Le prove per poter richiedere un risarcimento del danno, l’entità della somma necessaria per risarcire il pregiudizio; come vincere la causa.

Se qualcuno ti ha causato un danno hai la possibilità di citarlo in giudizio per chiedergli il risarcimento. Ovviamente, anche se sei tu inizialmente a indicare la somma della perdita che ritieni di aver subito e di cui chiedi la restituzione, spetta poi al giudice la sua quantificazione definitiva; il che avviene all’esito delle prove e delle valutazioni anche tecniche che saranno effettuate nel corso della causa. In questo devi prestare molta attenzione: non ti conviene “sparare alto” ed esagerare l’ammontare della richiesta di risarcimento perché se il giudice non ne accoglie gran parte ti potrebbe ritenere parzialmente soccombente e negarti la restituzione delle spese processuale anticipate.
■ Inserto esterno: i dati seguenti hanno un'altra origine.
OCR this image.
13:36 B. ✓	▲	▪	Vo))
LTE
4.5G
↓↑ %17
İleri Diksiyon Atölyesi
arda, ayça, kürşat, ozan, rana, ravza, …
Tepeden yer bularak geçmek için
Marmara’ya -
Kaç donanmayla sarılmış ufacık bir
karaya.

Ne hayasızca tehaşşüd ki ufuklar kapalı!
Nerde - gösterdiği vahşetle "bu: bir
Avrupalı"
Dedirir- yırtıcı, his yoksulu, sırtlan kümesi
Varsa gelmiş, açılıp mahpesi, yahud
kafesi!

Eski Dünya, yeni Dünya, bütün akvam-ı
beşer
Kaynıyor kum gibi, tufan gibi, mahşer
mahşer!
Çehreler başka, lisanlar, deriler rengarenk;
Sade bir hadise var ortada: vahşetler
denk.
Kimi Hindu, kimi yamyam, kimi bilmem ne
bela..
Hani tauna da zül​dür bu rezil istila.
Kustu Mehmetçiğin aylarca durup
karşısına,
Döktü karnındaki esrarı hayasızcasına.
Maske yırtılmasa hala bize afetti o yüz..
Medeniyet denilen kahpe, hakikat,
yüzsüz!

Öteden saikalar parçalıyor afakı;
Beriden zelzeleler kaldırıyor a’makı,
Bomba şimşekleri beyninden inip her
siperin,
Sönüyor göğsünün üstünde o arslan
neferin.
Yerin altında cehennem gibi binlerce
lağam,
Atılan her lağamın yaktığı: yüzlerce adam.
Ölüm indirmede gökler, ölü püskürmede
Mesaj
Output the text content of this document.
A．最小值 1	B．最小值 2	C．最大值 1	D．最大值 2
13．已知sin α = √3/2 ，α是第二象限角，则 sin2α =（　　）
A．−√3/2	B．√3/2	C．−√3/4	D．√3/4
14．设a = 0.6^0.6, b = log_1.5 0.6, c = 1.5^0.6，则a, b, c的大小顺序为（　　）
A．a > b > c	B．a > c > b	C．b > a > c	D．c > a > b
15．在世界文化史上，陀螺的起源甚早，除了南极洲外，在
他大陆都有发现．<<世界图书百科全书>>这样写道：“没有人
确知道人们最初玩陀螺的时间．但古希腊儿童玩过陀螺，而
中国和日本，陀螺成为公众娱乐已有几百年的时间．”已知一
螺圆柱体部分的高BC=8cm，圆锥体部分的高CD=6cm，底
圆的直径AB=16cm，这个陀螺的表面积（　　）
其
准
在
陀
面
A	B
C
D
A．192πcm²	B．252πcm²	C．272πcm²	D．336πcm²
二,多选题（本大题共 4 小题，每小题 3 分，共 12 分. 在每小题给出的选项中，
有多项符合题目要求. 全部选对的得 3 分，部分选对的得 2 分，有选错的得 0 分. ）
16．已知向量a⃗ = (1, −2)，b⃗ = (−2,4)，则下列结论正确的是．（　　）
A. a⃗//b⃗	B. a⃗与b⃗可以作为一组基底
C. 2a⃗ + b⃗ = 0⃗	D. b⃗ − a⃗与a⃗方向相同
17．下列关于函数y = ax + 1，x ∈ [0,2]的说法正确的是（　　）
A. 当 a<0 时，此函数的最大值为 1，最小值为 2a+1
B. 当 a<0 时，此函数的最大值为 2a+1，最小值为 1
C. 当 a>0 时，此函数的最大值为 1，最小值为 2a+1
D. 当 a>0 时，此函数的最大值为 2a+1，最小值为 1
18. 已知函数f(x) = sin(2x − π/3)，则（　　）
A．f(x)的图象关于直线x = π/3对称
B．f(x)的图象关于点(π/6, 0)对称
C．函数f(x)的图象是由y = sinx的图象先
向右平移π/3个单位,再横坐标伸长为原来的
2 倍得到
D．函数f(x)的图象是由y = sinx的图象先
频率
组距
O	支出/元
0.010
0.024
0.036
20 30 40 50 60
È dunque il processo il luogo in cui viene accertato sia il tuo diritto a ottenere il risarcimento del danno, sia l’ammontare preciso dell’indennizzo che ti dovrà essere versato. Ed è proprio su questo campo di battaglia che si scontrano le parti in giudizio e che si basano quasi tutte le regole del nostro processo civile. Ricordiamo infatti che il risarcimento del danno è la caratteristica tipica della gran parte dei giudizi di natura civile, caratteristica che li distingue dal processo penale (volto invece a determinare la pena nei confronti dei colpevoli di reati), da quello amministrativo (di norma volto a impugnare atti della pubblica amministrazione) o da quello tributario (diretto a contestare un atto del fisco). Ma cerchiamo di vedere – almeno per sommi gradi e senza l’ambizione di fare una guida per i tecnici del diritto – come fare una causa di risarcimento del danno. Questa guida servirà a darti i principali suggerimenti affinché tu non cada vittima di errori e luoghi comuni tipici quando si ha a che fare con un campo così complesso e tecnico come il diritto.

Qual è l’entità del danno?

Prima di fare una causa di risarcimento del danno e buttarti in inutili contestazioni che potrebbero portarti a perdere, è bene che ti diciamo subito come stanno le cose nel nostro Paese: la legge non ammette che si facciano cause per semplice “principio” o per danni insignificanti. Una delle condizioni, infatti, per accedere a un tribunale è che tu abbia subito un danno effettivo, concreto e rilevante. Non potrai citare il vicino di casa che ti ha rubato qualche foglia di basilico dalla tua pianta o che ha spostato lo zerbino sotto la porta di casa costringendoti a rimetterlo al posto; non potrai chiedere il risarcimento a chi ti ha strappato la pagina di un libro se questo non ha un particolare valore economico o sentimentale, né potrai prendertela con il condominio che ha dimenticato di chiamarti in assemblea se poi comunque ti sei presentato e hai regolarmente votato. Non è ammesso neanche agire per un danno futuro, se questo non è già certo (il che è molto difficile): non puoi così chiedere il risarcimento al datore di lavoro che ti ha affidato mansioni pesanti presumendo che queste ti comporteranno, un giorno, un danno alla schiena.

Sempre con riguardo all’entità del danno, c’è un altro principio di cui tenere conto: il nostro processo si basa solo sulle prove. Tutto ciò che non puoi dimostrare è meglio non chiederlo, perché, in assenza di prove, il giudice rigetterà la tua domanda e ti condannerà alle spese. Questo significa che non bisogna esagerare nel quantificare l’entità del danno subito se poi non la si può dimostrare in processo.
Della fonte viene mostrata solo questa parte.